As expected, and as had been fully discounted in advance by the GBP OIS curve, the ‘Old Lady’ delivered a 25bp cut at the conclusion of the December confab, in turn lowering Bank Rate to 3.75%, in what marks the first rate reduction since the summer, and brings Bank Rate to its lowest level since Q1 23.

Despite delivering on market expectations in terms of the decision to lower Bank Rate, the Monetary Policy Committee remain divided when it comes to the appropriate policy path, with dissenting votes having been a notable theme this cycle.
The December meeting was no different, with the aforementioned Bank Rate cut coming courtesy of a 5-4 vote, with Governor Bailey swinging in favour of a 25bp cut, having preferred to stand pat last time out. Despite this week’s dismal jobs, and softer than expected inflation figures, the four hawks (Greene, Lombardelli, Mann and Pill) clearly still see there being little need to reduce policy restriction at this stage.
While the vote split provided some degree of intrigue, it’s safe to say that the MPC’s policy guidance did not.
In fact, said guidance was almost entirely a repeat of that issued after the November meeting, with policymakers reiterating that Bank Rate is set to remain on a ‘gradual downwards path’, providing that disinflationary progress continues to be made, with the extent of any further cuts depending on the evolution of the inflation outlook. In something resembling plain English, this is the MPC sticking resolutely to a ‘data-dependent’ approach, while maintaining a clear bias to ease policy further over time.

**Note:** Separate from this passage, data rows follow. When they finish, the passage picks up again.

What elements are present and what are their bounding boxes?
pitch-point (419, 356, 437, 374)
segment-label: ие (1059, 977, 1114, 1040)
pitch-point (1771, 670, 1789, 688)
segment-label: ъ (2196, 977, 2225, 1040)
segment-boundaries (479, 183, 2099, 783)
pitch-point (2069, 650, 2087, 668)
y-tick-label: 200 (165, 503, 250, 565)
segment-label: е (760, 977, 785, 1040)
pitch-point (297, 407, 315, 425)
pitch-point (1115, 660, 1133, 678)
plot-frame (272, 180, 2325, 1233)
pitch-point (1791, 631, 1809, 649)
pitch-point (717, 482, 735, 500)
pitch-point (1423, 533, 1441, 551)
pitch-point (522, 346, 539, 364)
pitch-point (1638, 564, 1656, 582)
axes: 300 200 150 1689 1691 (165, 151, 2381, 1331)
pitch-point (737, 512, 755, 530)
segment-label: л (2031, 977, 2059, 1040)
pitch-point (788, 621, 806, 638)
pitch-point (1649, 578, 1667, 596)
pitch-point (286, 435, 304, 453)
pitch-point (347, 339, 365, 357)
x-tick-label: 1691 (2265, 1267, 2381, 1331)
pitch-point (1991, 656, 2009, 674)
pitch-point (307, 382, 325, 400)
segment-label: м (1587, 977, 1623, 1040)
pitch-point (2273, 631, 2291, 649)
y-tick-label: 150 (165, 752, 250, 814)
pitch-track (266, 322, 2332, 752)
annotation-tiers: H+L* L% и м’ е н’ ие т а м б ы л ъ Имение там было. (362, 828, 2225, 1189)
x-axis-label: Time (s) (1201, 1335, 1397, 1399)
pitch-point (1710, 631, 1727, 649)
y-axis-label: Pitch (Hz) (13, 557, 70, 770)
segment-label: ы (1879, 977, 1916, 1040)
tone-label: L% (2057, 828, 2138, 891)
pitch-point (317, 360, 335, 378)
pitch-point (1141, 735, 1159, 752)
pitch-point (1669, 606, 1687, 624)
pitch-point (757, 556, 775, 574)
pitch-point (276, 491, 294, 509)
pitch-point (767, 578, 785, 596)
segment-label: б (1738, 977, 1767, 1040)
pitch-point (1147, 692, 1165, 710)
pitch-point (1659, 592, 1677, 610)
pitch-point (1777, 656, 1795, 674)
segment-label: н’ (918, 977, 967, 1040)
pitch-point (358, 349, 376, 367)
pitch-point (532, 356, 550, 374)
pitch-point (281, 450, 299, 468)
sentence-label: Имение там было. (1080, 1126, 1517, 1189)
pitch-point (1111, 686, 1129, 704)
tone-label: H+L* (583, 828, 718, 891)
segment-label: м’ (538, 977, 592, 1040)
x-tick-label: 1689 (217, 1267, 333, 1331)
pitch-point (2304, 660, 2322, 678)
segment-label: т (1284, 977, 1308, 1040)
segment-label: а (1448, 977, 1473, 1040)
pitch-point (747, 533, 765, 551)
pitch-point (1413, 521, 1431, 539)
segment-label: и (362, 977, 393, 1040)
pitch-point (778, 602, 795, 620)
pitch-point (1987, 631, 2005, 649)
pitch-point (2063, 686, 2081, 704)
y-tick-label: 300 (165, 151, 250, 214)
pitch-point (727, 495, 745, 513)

Stepping back, the BoE largely lived up to expectations at the final meeting of the year, with Bailey & Co delivering the rate reduction that every man and his dog had expected. Clearly, policymakers – on the whole – retain their bias to continue removing policy restriction over time, taking account of both the economy continuing to make disinflationary progress, and a significant margin of slack emerging in the labour market.
Hence, further rate reductions remain on the cards, potentially as soon as the February meeting, especially if the employment backdrop were to sour further. That said, with the Bank estimating that the neutral rate could be as high as 3.50%, there may be limited room for significant rate reductions over the next year or so, especially with every cut likely to be a closer call as Bank Rate nears policymakers’ own estimate of where neutral may lie.